General Electric (NYSE:GE) has taken a number of steps to position itself for future success, and reduced reliance on GE Capital Corp (GECC) remains a sound trajectory. Not only do we think that increased transparency and potential monetization of a portion of its far-reaching financial operations is a prudent idea (particularly given the recent lessons learned from the Financial Crisis), but the move also frees up the executive suite to focus on driving top-notch performance at its industrial operations. Clearly, we're already seeing the potential of this "new GE," and we like it very much.
Image Source: GE
On Thursday, GE reported excellent first-quarter results. One of the most important indicators of GE's industrial business potential is the trend in backlog of equipment and services. Since 2010, the trend in backlog has been ever-higher, and we like that the company posted increases in every business segment over the year-ago period. Industrial segment organic revenues jumped a better-than-expected 8% during the period, while growth market revenues advanced 7%. Equipment revenue jumped 12%. We find it quite remarkable that a company of General Electric's size is growing at a pace that is 2-3 times healthy global GDP numbers, and it posted double-digit growth in five of nine growth regions.

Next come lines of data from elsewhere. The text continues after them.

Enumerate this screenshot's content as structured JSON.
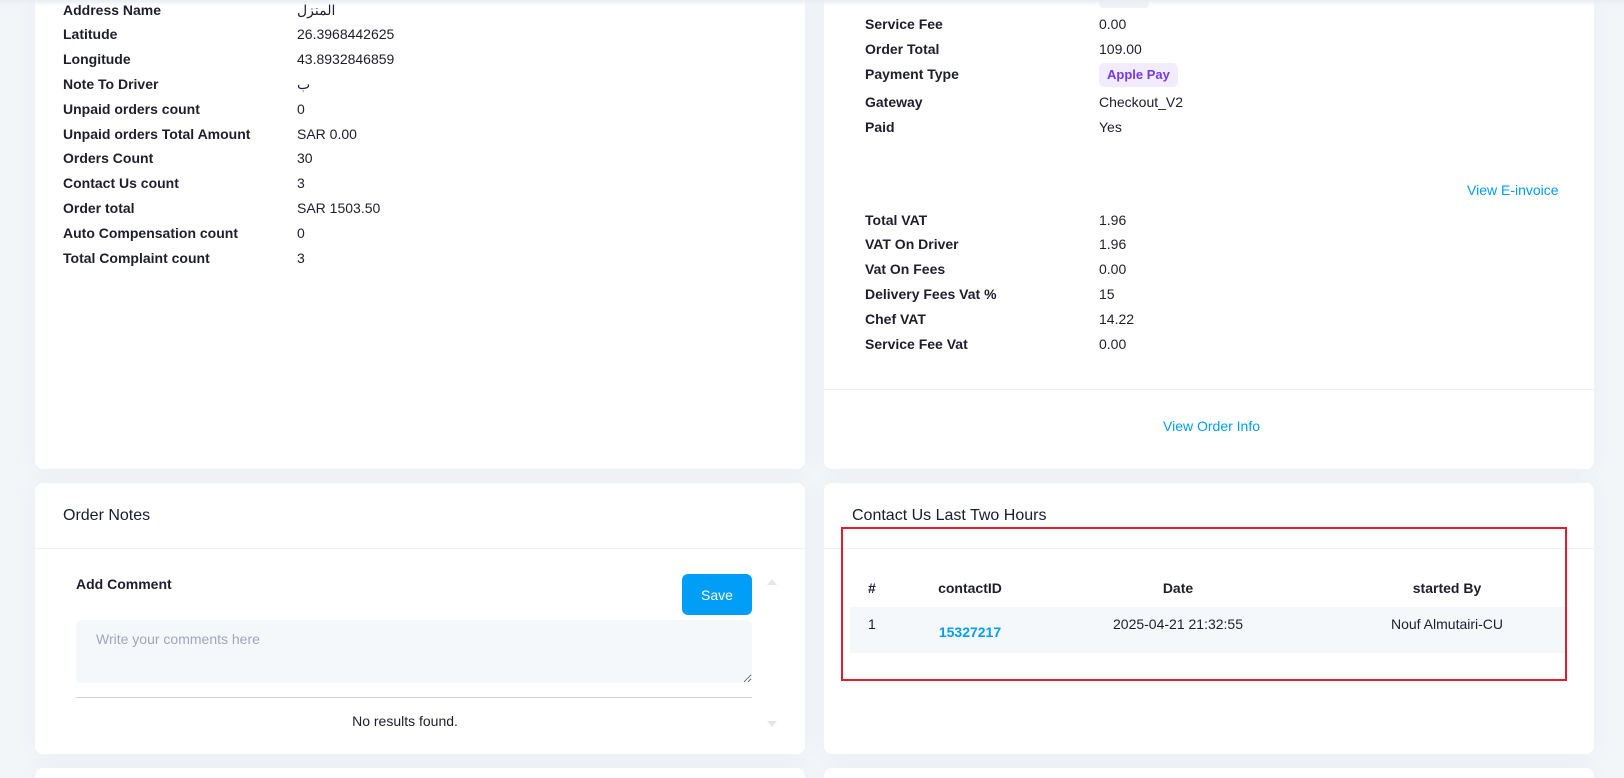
{
  "customer_info": {
    "rows": [
      {
        "label": "Address Name",
        "value": "المنزل"
      },
      {
        "label": "Latitude",
        "value": "26.3968442625"
      },
      {
        "label": "Longitude",
        "value": "43.8932846859"
      },
      {
        "label": "Note To Driver",
        "value": "ب"
      },
      {
        "label": "Unpaid orders count",
        "value": "0"
      },
      {
        "label": "Unpaid orders Total Amount",
        "value": "SAR 0.00"
      },
      {
        "label": "Orders Count",
        "value": "30"
      },
      {
        "label": "Contact Us count",
        "value": "3"
      },
      {
        "label": "Order total",
        "value": "SAR 1503.50"
      },
      {
        "label": "Auto Compensation count",
        "value": "0"
      },
      {
        "label": "Total Complaint count",
        "value": "3"
      }
    ]
  },
  "payment_info": {
    "rows": [
      {
        "label": "Service Fee",
        "value": "0.00"
      },
      {
        "label": "Order Total",
        "value": "109.00"
      },
      {
        "label": "Payment Type",
        "value": "Apple Pay"
      },
      {
        "label": "Gateway",
        "value": "Checkout_V2"
      },
      {
        "label": "Paid",
        "value": "Yes"
      }
    ],
    "view_einvoice_label": "View E-invoice",
    "vat_rows": [
      {
        "label": "Total VAT",
        "value": "1.96"
      },
      {
        "label": "VAT On Driver",
        "value": "1.96"
      },
      {
        "label": "Vat On Fees",
        "value": "0.00"
      },
      {
        "label": "Delivery Fees Vat %",
        "value": "15"
      },
      {
        "label": "Chef VAT",
        "value": "14.22"
      },
      {
        "label": "Service Fee Vat",
        "value": "0.00"
      }
    ],
    "view_order_info_label": "View Order Info",
    "colors": {
      "apple_pay_badge_bg": "#f1ecff",
      "apple_pay_badge_text": "#7239ea",
      "link": "#009ef7"
    }
  },
  "order_notes": {
    "title": "Order Notes",
    "add_comment_label": "Add Comment",
    "save_label": "Save",
    "comment_placeholder": "Write your comments here",
    "empty_text": "No results found."
  },
  "contact_us": {
    "title": "Contact Us Last Two Hours",
    "columns": [
      "#",
      "contactID",
      "Date",
      "started By"
    ],
    "rows": [
      {
        "num": "1",
        "contact_id": "15327217",
        "date": "2025-04-21 21:32:55",
        "started_by": "Nouf Almutairi-CU"
      }
    ],
    "highlight_color": "#e01e2e"
  }
}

GE's industrial segment profits rose 12% thanks to segment margins improving 50 basis points over the prior-year period. 'Simplication' and efficiency initiatives continue to be the key margin drivers, accounting for a large portion of the profitability improvement. Excluding the 2013 NBCUniversal impact and other restructuring items, operating earnings per share increased 9% from the year-ago period. GE Capital's earnings were flat, and the division posted a solid Tier I common ratio (Basel I) of 11.4% and a strong net interest margin of 4.9%. Both of these numbers are better than some of the largest money center banks, including JP Morgan, Wells Fargo, and Citigroup. Cash from operating activities totaled $1.7 billion during the period, and the industrial giant ended the quarter with $87 billion of consolidated cash and equivalents.

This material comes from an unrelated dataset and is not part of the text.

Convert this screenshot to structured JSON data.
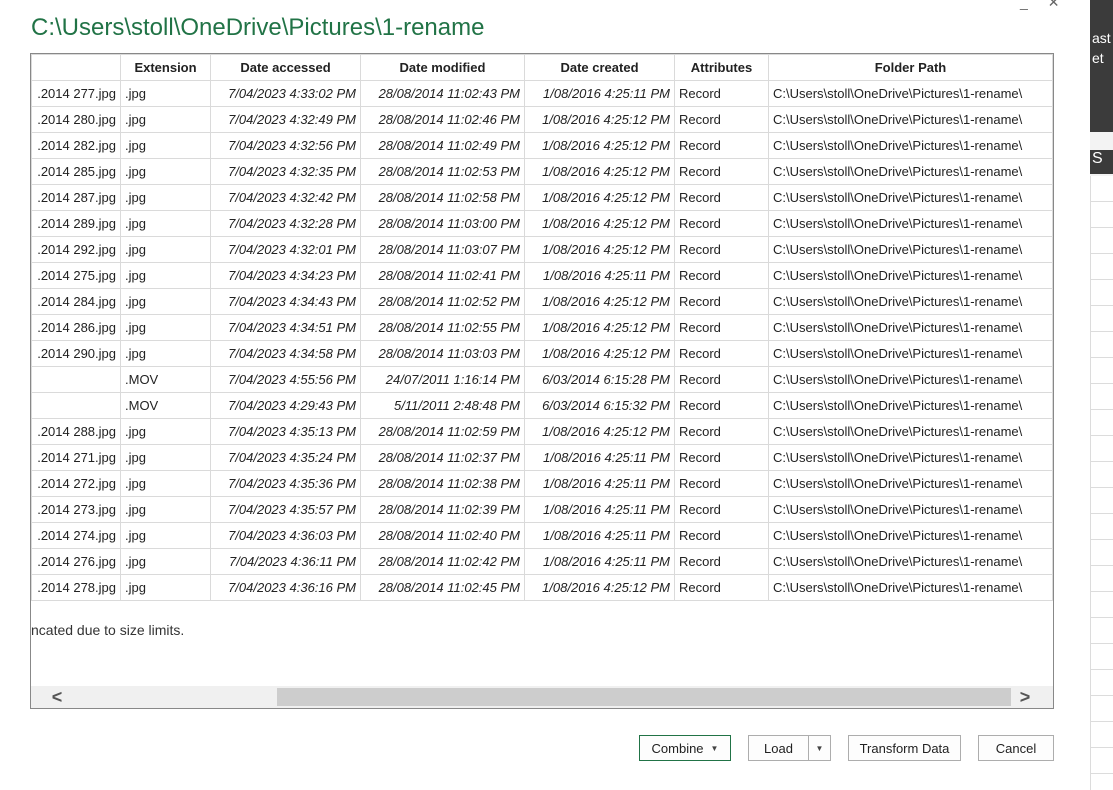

GE's 2014 operating framework remains on track, and we show the firm's slide below. It's difficult to argue with all key metrics moving in the right direction, and we are huge fans of GE's ongoing focus on removing structural costs. Its 'simplication' goals, for example, helped to reduce industrial structural costs in the first quarter by $254 million, and the company remains on track to achieve $1 billion in savings. This is needle-moving efficiency improvement.
Image Source: GE
GE continues to simplify its business by shedding non-core financial assets as its industrial operations fire on all cylinders. The company boasts a solid annual dividend yield of 3.4% at the time of this writing, and dividend growth investors should expect increases year-after-year. Management has learned from the Financial Crisis, and as evidenced by the coming initial public offering of its North American Retail Finance division, it's not interested in needless risk-taking for growth. We continue to expect upside in shares, and the company remains a holding in both of the actively-managed portfolios.
Disclosure: I have no positions in any stocks mentioned, and no plans to initiate any positions within the next 72 hours. I wrote this article myself, and it expresses my own opinions. I am not receiving compensation for it (other than from Seeking Alpha). I have no business relationship with any company whose stock is mentioned in this article.
Additional disclosure: GE is included in both actively-managed portfolios.